Bis zum Alter von 72 Monaten sind 95,2 % der Kinder mindestens einmal und 88,7 % zweimal gegen Masern geimpft. 4,8 % der Kinder habe gar keine Masernimpfung bekommen.1

Aktueller Impfstatus bei Kindern: Impfquoten ausbaufähig
Aktueller Impfstatus bei Kindern: Impfquoten ausbaufähig

Ärzte: Das Zünglein an der Waage?

Für einige Impfungen waren starke regionale Unterschiede zu beobachten. Das kann problematisch sein: Auch auf kleinräumige Regionen begrenzte, niedrige Impfquoten gehen mit einem verminderten Gemeinschaftsschutz einher und können zu größeren Ausbruchsgeschehen beitragen. Doch wie könnten diese regionale Impflücken geschlossen werden? Dies bedarf laut RKI weiterer Analysen, die gegebenenfalls nur lokal zu adressieren sind. Eine entscheidende Rolle bei der Impfentscheidung und den lokalen Impfquoten dürfte die Einstellung zu Impfungen sowie die Impfempfehlungen der Ärzte selbst sein.1

Erfreulich ist aus Sicht des RKI die kontinuierlich steigende Inanspruchnahme kürzlich eingeführter Impfungen, die ein Indikator für die zunehmende Akzeptanz der empfohlenen Impfungen in der deutschen Bevölkerung ist.1

Unser Fazit für Sie
Für die meisten der etablierten Impfungen sind die Impfquoten zum Zeitpunkt der Einschulungsuntersuchungen auf einem guten Niveau. Allerdings wurden bei allen untersuchten Standardimpfungen die empfohlenen Alterszeitpunkte nicht eingehalten und Impfserien nicht vervollständigt. Einige Kinder und Jugendliche erhalten manche Impfungen gar nicht. Für einzelne Impfungen wurden starke regionale Unterschiede beobachtet, die einer näheren Analyse bedürfen.

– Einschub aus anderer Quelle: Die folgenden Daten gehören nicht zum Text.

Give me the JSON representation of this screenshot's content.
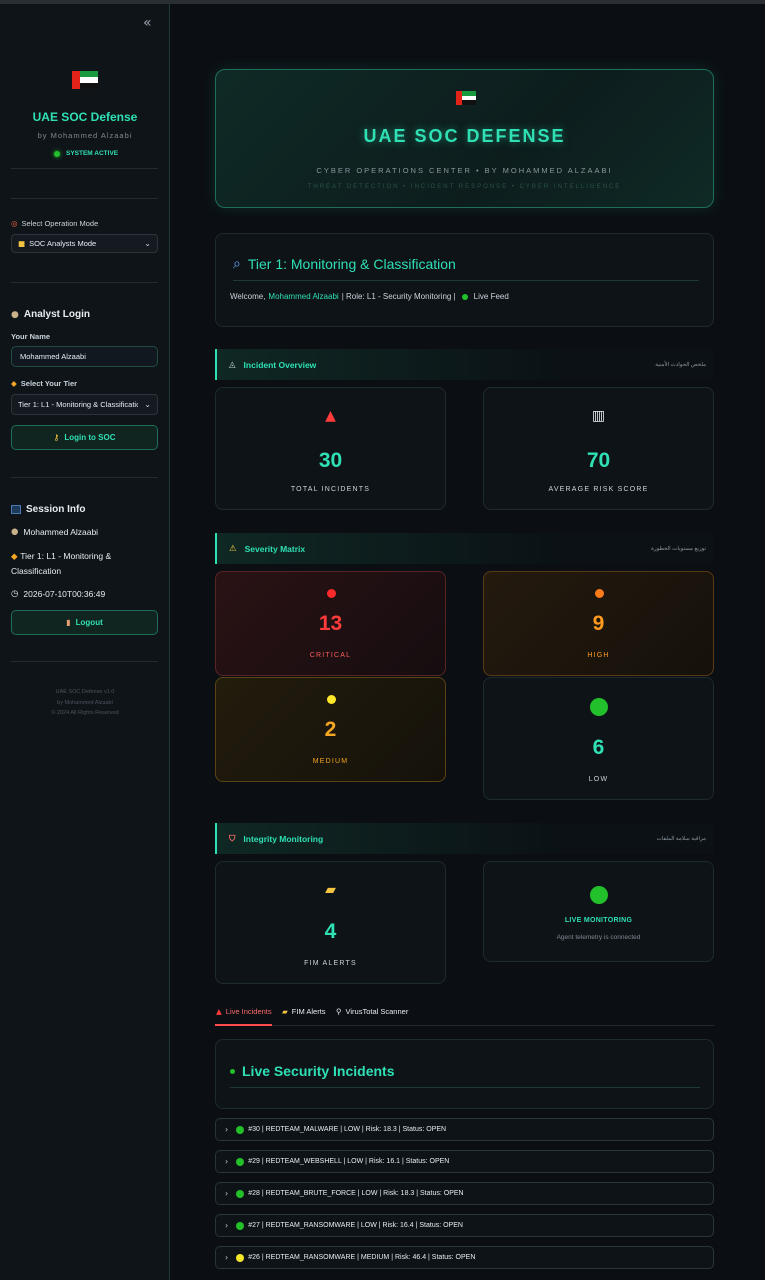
{
  "sidebar": {
    "collapse_icon": "«",
    "brand_title": "UAE SOC Defense",
    "brand_subtitle": "by Mohammed Alzaabi",
    "status": "SYSTEM ACTIVE",
    "mode_label": "Select Operation Mode",
    "mode_value": "SOC Analysts Mode",
    "login_heading": "Analyst Login",
    "name_label": "Your Name",
    "name_value": "Mohammed Alzaabi",
    "tier_label": "Select Your Tier",
    "tier_value": "Tier 1: L1 - Monitoring & Classificatic",
    "login_button": "Login to SOC",
    "session_heading": "Session Info",
    "session_name": "Mohammed Alzaabi",
    "session_tier": "Tier 1: L1 - Monitoring & Classification",
    "session_time": "2026-07-10T00:36:49",
    "logout_button": "Logout",
    "footer": [
      "UAE SOC Defense v1.0",
      "by Mohammed Alzaabi",
      "© 2024 All Rights Reserved"
    ]
  },
  "hero": {
    "title": "UAE SOC DEFENSE",
    "subtitle": "CYBER OPERATIONS CENTER • BY MOHAMMED ALZAABI",
    "tagline": "THREAT DETECTION • INCIDENT RESPONSE • CYBER INTELLIGENCE"
  },
  "tier_card": {
    "title": "Tier 1: Monitoring & Classification",
    "welcome_prefix": "Welcome,",
    "user": "Mohammed Alzaabi",
    "role": "| Role: L1 - Security Monitoring |",
    "feed": "Live Feed"
  },
  "incident_overview": {
    "title": "Incident Overview",
    "arabic": "ملخص الحوادث الأمنية",
    "total_value": "30",
    "total_label": "TOTAL INCIDENTS",
    "risk_value": "70",
    "risk_label": "AVERAGE RISK SCORE"
  },
  "severity": {
    "title": "Severity Matrix",
    "arabic": "توزيع مستويات الخطورة",
    "critical_value": "13",
    "critical_label": "CRITICAL",
    "high_value": "9",
    "high_label": "HIGH",
    "medium_value": "2",
    "medium_label": "MEDIUM",
    "low_value": "6",
    "low_label": "LOW"
  },
  "integrity": {
    "title": "Integrity Monitoring",
    "arabic": "مراقبة سلامة الملفات",
    "fim_value": "4",
    "fim_label": "FIM ALERTS",
    "live_title": "LIVE MONITORING",
    "live_sub": "Agent telemetry is connected"
  },
  "tabs": [
    "Live Incidents",
    "FIM Alerts",
    "VirusTotal Scanner"
  ],
  "live_heading": "Live Security Incidents",
  "incidents": [
    {
      "text": "#30 | REDTEAM_MALWARE | LOW | Risk: 18.3 | Status: OPEN",
      "color": "#22c02a"
    },
    {
      "text": "#29 | REDTEAM_WEBSHELL | LOW | Risk: 16.1 | Status: OPEN",
      "color": "#22c02a"
    },
    {
      "text": "#28 | REDTEAM_BRUTE_FORCE | LOW | Risk: 18.3 | Status: OPEN",
      "color": "#22c02a"
    },
    {
      "text": "#27 | REDTEAM_RANSOMWARE | LOW | Risk: 16.4 | Status: OPEN",
      "color": "#22c02a"
    },
    {
      "text": "#26 | REDTEAM_RANSOMWARE | MEDIUM | Risk: 46.4 | Status: OPEN",
      "color": "#f5e62a"
    }
  ],
  "colors": {
    "accent": "#2fe0b4",
    "critical": "#ff3b3b",
    "high": "#ff9a1f",
    "medium": "#f5a623",
    "low_dot": "#22c02a"
  }
}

* mit Ausnahme der Bundesländer Brandenburg und Mecklenburg-Vorpommern.1
** Der Hochrechnung liegt die Annahme zu Grunde, dass alle Kinder, die weniger als zweimal gegen Masern geimpft wurden, noch nicht an Masern erkrankt waren.1

Quellen

  1. Robert Koch-Institut (RKI). Impfstatus der Kinder und Jugendlichen in Deutschland. Epid Bull 2020;32/33:3-27.
  2. Robert Koch-Institut (RKI). Empfehlungen der Ständigen Impfkommission (STIKO) beim Robert Koch-Institut – 2018/2019. Epid Bull 2018;34:335-382.